Não são apenas as famílias que se endividam para pagar os custos de vida e de Educação – despesas essenciais para a classe média, que espera garantir o ingresso dos filhos numa Universidade. Em agosto, o governo sul-coreano anunciou novas restrições aos empréstimos com o objetivo de reduzir a dívida entre os jovens. A geração Y e a faixa dos 30 anos de idade são os que mais se endividam em relação ao que auferem.

Jogadores, vencedores e perdedores

As tentativas para conter os empréstimos, contudo, levaram algumas pessoas a recorrerem a credores com custos mais elevados e riscos mais ainda mais elevados.

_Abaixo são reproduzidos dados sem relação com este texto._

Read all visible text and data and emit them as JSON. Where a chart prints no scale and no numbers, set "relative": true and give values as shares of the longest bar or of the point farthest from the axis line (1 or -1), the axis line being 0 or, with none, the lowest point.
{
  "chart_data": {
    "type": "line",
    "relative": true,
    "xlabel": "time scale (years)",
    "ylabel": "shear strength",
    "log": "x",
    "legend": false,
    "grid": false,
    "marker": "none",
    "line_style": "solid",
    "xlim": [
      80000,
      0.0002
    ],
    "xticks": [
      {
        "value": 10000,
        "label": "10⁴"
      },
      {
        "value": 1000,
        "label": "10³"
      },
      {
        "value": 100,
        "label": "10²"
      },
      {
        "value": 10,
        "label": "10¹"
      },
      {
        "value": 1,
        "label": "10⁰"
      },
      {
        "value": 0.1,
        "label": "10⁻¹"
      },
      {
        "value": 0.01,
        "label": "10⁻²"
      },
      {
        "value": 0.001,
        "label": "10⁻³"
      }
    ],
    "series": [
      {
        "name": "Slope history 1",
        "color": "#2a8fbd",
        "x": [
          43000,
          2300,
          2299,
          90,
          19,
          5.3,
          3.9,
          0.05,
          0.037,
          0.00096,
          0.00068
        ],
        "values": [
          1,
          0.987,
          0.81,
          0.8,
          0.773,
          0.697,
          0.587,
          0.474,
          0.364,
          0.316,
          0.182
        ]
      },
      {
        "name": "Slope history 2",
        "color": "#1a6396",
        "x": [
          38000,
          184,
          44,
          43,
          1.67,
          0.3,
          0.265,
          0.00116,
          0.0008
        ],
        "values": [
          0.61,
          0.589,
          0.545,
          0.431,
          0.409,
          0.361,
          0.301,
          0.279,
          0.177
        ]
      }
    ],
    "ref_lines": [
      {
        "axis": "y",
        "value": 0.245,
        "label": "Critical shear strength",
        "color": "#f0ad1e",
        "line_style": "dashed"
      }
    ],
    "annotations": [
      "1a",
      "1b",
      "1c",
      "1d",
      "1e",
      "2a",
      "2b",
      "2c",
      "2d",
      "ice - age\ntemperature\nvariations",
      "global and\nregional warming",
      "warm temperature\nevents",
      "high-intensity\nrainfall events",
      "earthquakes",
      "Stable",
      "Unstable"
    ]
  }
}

Esta escolha deixa muitos à mercê dos cobradores de dívidas se a menor mudança nas suas circunstâncias os levar à acumulação de dívida. Embora poucos possam imaginar-se nas mãos de gangsters que ameaçam, entre outras formas de saldarem o que lhes é devido – colher os órgãos dos devedores para venda, como é retratado em Squid Game, o fardo de uma dívida avassaladora é um problema social que se aprofunda – principal causa de suicídio na Coreia do Sul.

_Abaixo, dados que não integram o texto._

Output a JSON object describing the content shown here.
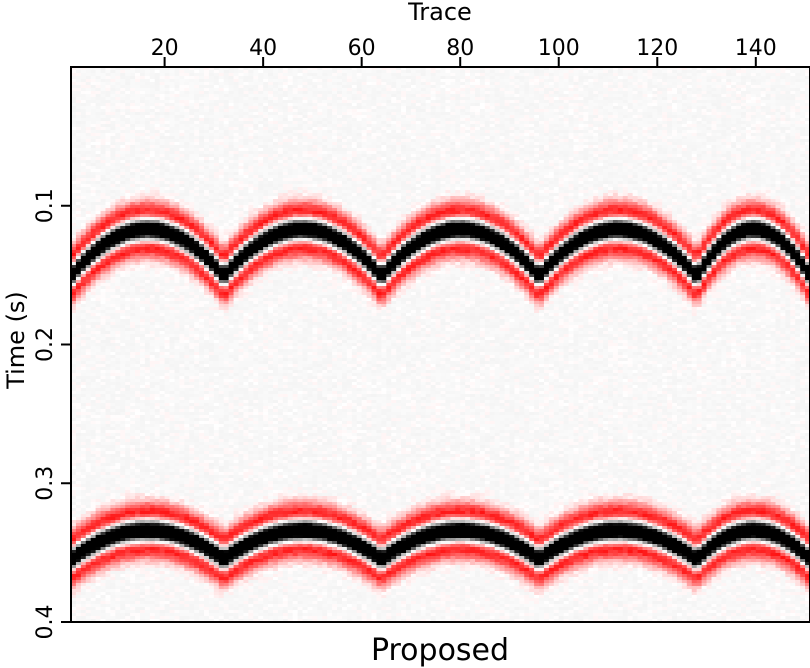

A inclusão em Squid Game de outras personagens representativas das minorias desfavorecidas da Coreia do Sul destaca também as consequências da desigualdade socioeconómica para esses grupos. A exploração cruel de um empregado de fábrica ou de um trabalhador migrante forçado a entrar no jogo é representativa das barreiras à mobilidade ascendente para as populações do sul e do sudeste asiáticos. Os desertores norte-coreanos também surgem como indivíduos que sem alternativa senão lutarem em muitas frentes para alcançarem estabilidade financeira e inclusão social.

O ‘milagre’ económico da era autoritária da Coreia do Sul

Squid Game
Centenas de jogadores se reúnem para a chance de ganhar bilhões de won sul-coreanos

A série caricaturiza o cristianismo, ao expressar repetidamente a crescente mudança de opinião sobre o rápido desenvolvimento da Coreia do Sul durante as décadas de 1970 e 1980 e a sua ligação ao crescimento da igreja na época. A suposta ética de trabalho protestante foi a pedra de angular do ‘milagre’ económico da era autoritária da Coreia do Sul, durante o qual planos económicos ambiciosos transformaram o país numa economia de alto rendimento. Durante estas três décadas, o sucesso do país foi visto internacionalmente como sinal de bênção.

No entanto, a corrupção era abundante entre políticos e ‘famílias’ de certa forma mafiosas, que se apresentavam como autênticos anciãos da igreja enquanto desviavam fundos e construíam os seus impérios privados. Sem surpresa, a desilusão para com alguns membros da elite política e da igreja levou muitos sul-coreanos a contestarem a verdade da afirmação do cristianismo: servir os pobres e oprimidos.

O preço do sucesso

Esta não é uma história exclusiva da Coreia do Sul. As personagens de Squid Game, os seus problemas e a sua humanidade ecoam pelas sociedades de todo o mundo. Economias semelhantes à da Coreia do Sul enfrentam muitos dos mesmos desafios, exacerbados pela pandemia ainda em curso. De facto, Squid Game aponta de forma brutal aos vencedores de cada etapa – e ao público global da série – que os bem-sucedidos conseguem-no geralmente à custa daqueles que falharam por qualquer tipo fraqueza, discriminação, falta de julgamento ou apenas falta de sorte. O episódio final sugere a possibilidade de uma segunda série, mas, ainda que não se confirme, Squid Game deixa claro que a história realmente representada está longe do fim.